Ontario Heritage Act
- Designated: 1987
- Reference no.: Town of Newmarket, By-law 1987-72

= Elman W. Campbell Museum =

The Elman W. Campbell Museum is a museum in Newmarket, Ontario. Beginning with the first Quaker settlers in the early 1800s, the museum covers the history of Newmarket and the surrounding area, with a focus on local artifacts and their significance. It has several permanent exhibits, as well as space for temporary exhibits. Also available are community group programs for elementary school students and groups such as Scouts Canada.

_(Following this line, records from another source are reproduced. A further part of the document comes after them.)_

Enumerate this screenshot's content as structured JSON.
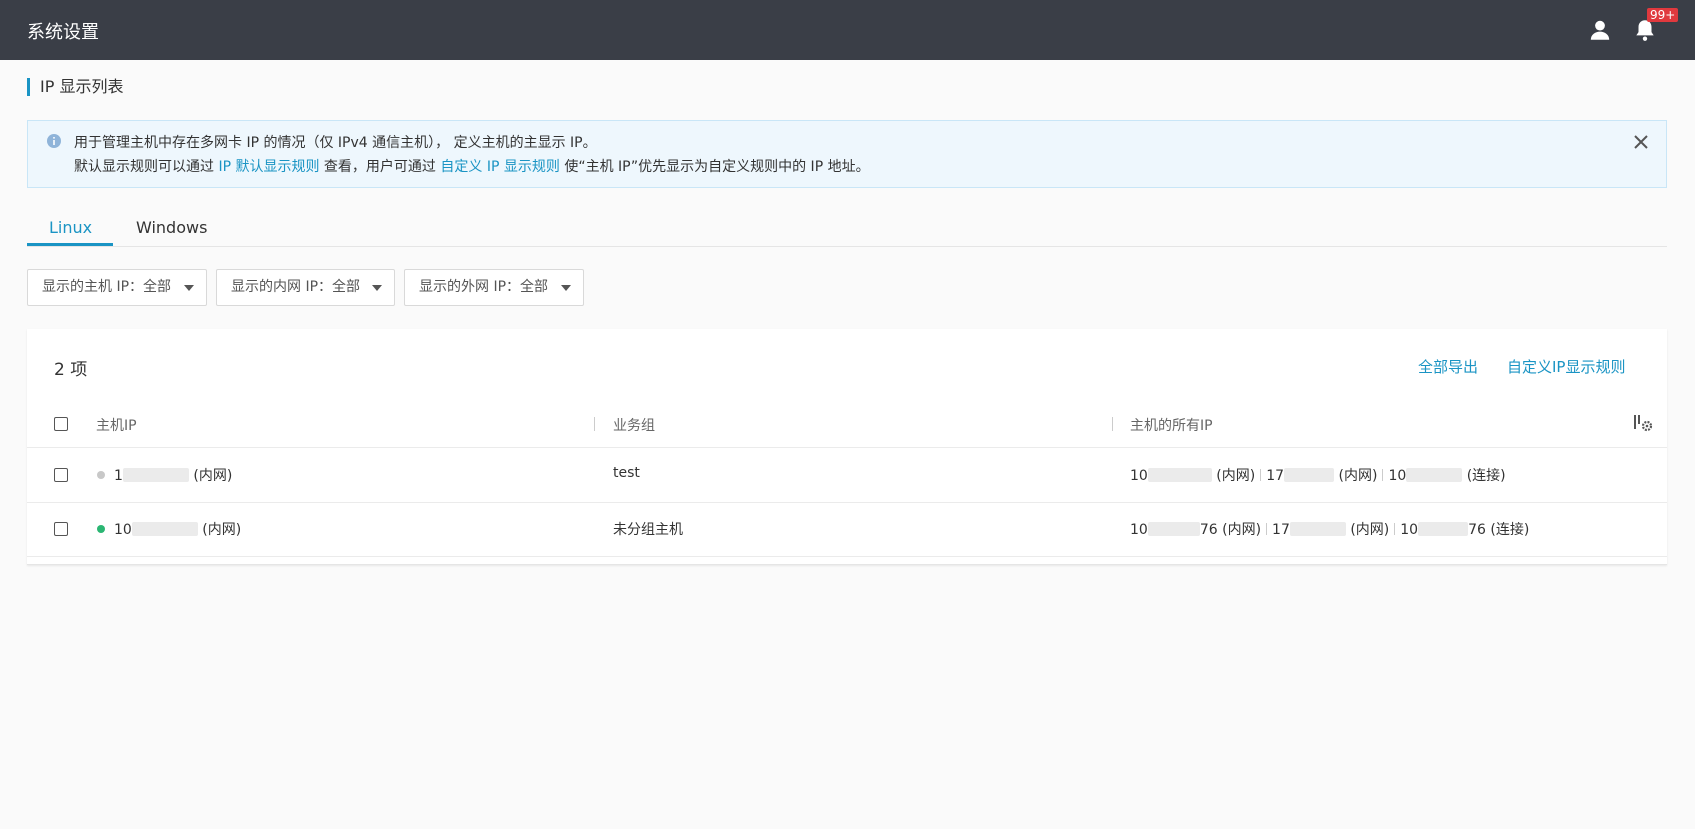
{
  "header": {
    "title": "系统设置",
    "notification_badge": "99+",
    "icons": [
      "user-icon",
      "bell-icon"
    ],
    "bg_color": "#3a3e47"
  },
  "page": {
    "heading": "IP 显示列表",
    "accent_color": "#1a94c4"
  },
  "alert": {
    "line1": "用于管理主机中存在多网卡 IP 的情况（仅 IPv4 通信主机）， 定义主机的主显示 IP。",
    "line2_prefix": "默认显示规则可以通过 ",
    "line2_link1": "IP 默认显示规则",
    "line2_middle": " 查看，用户可通过 ",
    "line2_link2": "自定义 IP 显示规则",
    "line2_suffix": " 使“主机 IP”优先显示为自定义规则中的 IP 地址。"
  },
  "tabs": [
    {
      "label": "Linux",
      "active": true
    },
    {
      "label": "Windows",
      "active": false
    }
  ],
  "filters": [
    {
      "label": "显示的主机 IP：全部"
    },
    {
      "label": "显示的内网 IP：全部"
    },
    {
      "label": "显示的外网 IP：全部"
    }
  ],
  "table": {
    "count_label": "2 项",
    "export_label": "全部导出",
    "custom_rule_label": "自定义IP显示规则",
    "columns": [
      "主机IP",
      "业务组",
      "主机的所有IP"
    ],
    "rows": [
      {
        "status_color": "#c8c8c8",
        "host_ip_prefix": "1",
        "host_ip_suffix": "(内网)",
        "group": "test",
        "ip1_prefix": "10",
        "ip1_tag": "(内网)",
        "ip2_prefix": "17",
        "ip2_tag": "(内网)",
        "ip3_prefix": "10",
        "ip3_tag": "(连接)"
      },
      {
        "status_color": "#2bb673",
        "host_ip_prefix": "10",
        "host_ip_suffix": "(内网)",
        "group": "未分组主机",
        "ip1_prefix": "10",
        "ip1_tail": "76",
        "ip1_tag": "(内网)",
        "ip2_prefix": "17",
        "ip2_tag": "(内网)",
        "ip3_prefix": "10",
        "ip3_tail": "76",
        "ip3_tag": "(连接)"
      }
    ]
  }
}
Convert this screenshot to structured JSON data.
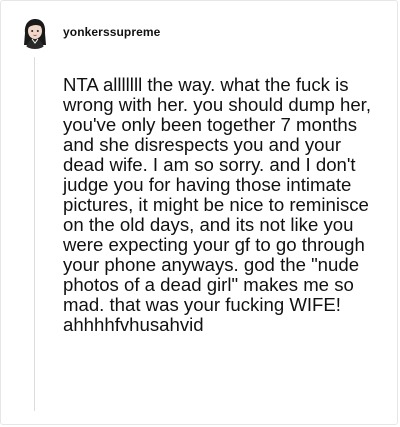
{
  "post": {
    "author": {
      "username": "yonkerssupreme",
      "avatar_icon": "avatar-girl-icon"
    },
    "body": "NTA alllllll the way. what the fuck is wrong with her. you should dump her, you've only been together 7 months and she disrespects you and your dead wife. I am so sorry. and I don't judge you for having those intimate pictures, it might be nice to reminisce on the old days, and its not like you were expecting your gf to go through your phone anyways. god the \"nude photos of a dead girl\" makes me so mad. that was your fucking WIFE! ahhhhfvhusahvid"
  },
  "colors": {
    "text": "#111111",
    "border": "#e6e6e6",
    "thread_line": "#dcdcdc",
    "background": "#ffffff"
  }
}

The museum is located at 134 Main Street South and is wheelchair accessible.

==Exhibits==
The museum features several permanent exhibits including:
- A model railroad depicting downtown Newmarket in the mid 1920s
- A replica log cabin setting depicting the life of the early pioneers who lived in the Newmarket area

Temporary exhibits have included:
- 75th Anniversary of D-Day: Featuring photographs and uniforms of the period
- The Great War in Pictures and Objects: Exhibiting pictures, uniforms and artifacts dating from 1914-1918
- Gallery of Festive Trees: Presenting a variety of Christmas trees decorated in the styles of various time periods
- History Through Stitches: A collection of handmade quilts by several branches of the Federated Women's Institutes of Ontario along with items from the museum's collection of sewing machines and tools
- The annual Scout Display: Presenting the museum's collecting of Scouting memorabilia

==Founder==
Born on April 11, 1905, south of Mount Albert, Ontario, Elman W. Campbell attended Newmarket High School and afterwards studied chemical engineering at the University of Toronto. Campbell was blinded by a series of accidents in 1928. He owned the Campbell Stationery and China Shop at 189 Main Street from 1934 to 1974 and gathered many of the early artifacts for the museum. He was also responsible for the establishment of the museum in 1981 with the help of Ray Twinney, mayor of Newmarket at the time. From 1978 to 1982, Elman Campbell served as the president of the Newmarket Historical Society.

==Current and former buildings==
When it originally opened in 1982, the museum was located on the top floor of the Old Fire Hall at 140 Main Street South.

In October 1990, the museum was moved to 543 Timothy Street in order to take advantage of the greater floor space and available parking.

Since 1996, the museum has been housed in the former North York Registry Office, built in 1884. Built in the Classical Revival style, the building was designated in 1987 under the Ontario Heritage Act for its historical and architectural significance. It served as the regional registry office from its construction until 1980, when the records were moved to the recently built Provincial Court Building at 50 Eagle Street West. The building was then used as the location for the administrative offices of York Region until they were moved to the York Region Administrative Centre in 1993. The museum shares the building with the Newmarket Historical Society Archives as well as Heritage Newmarket.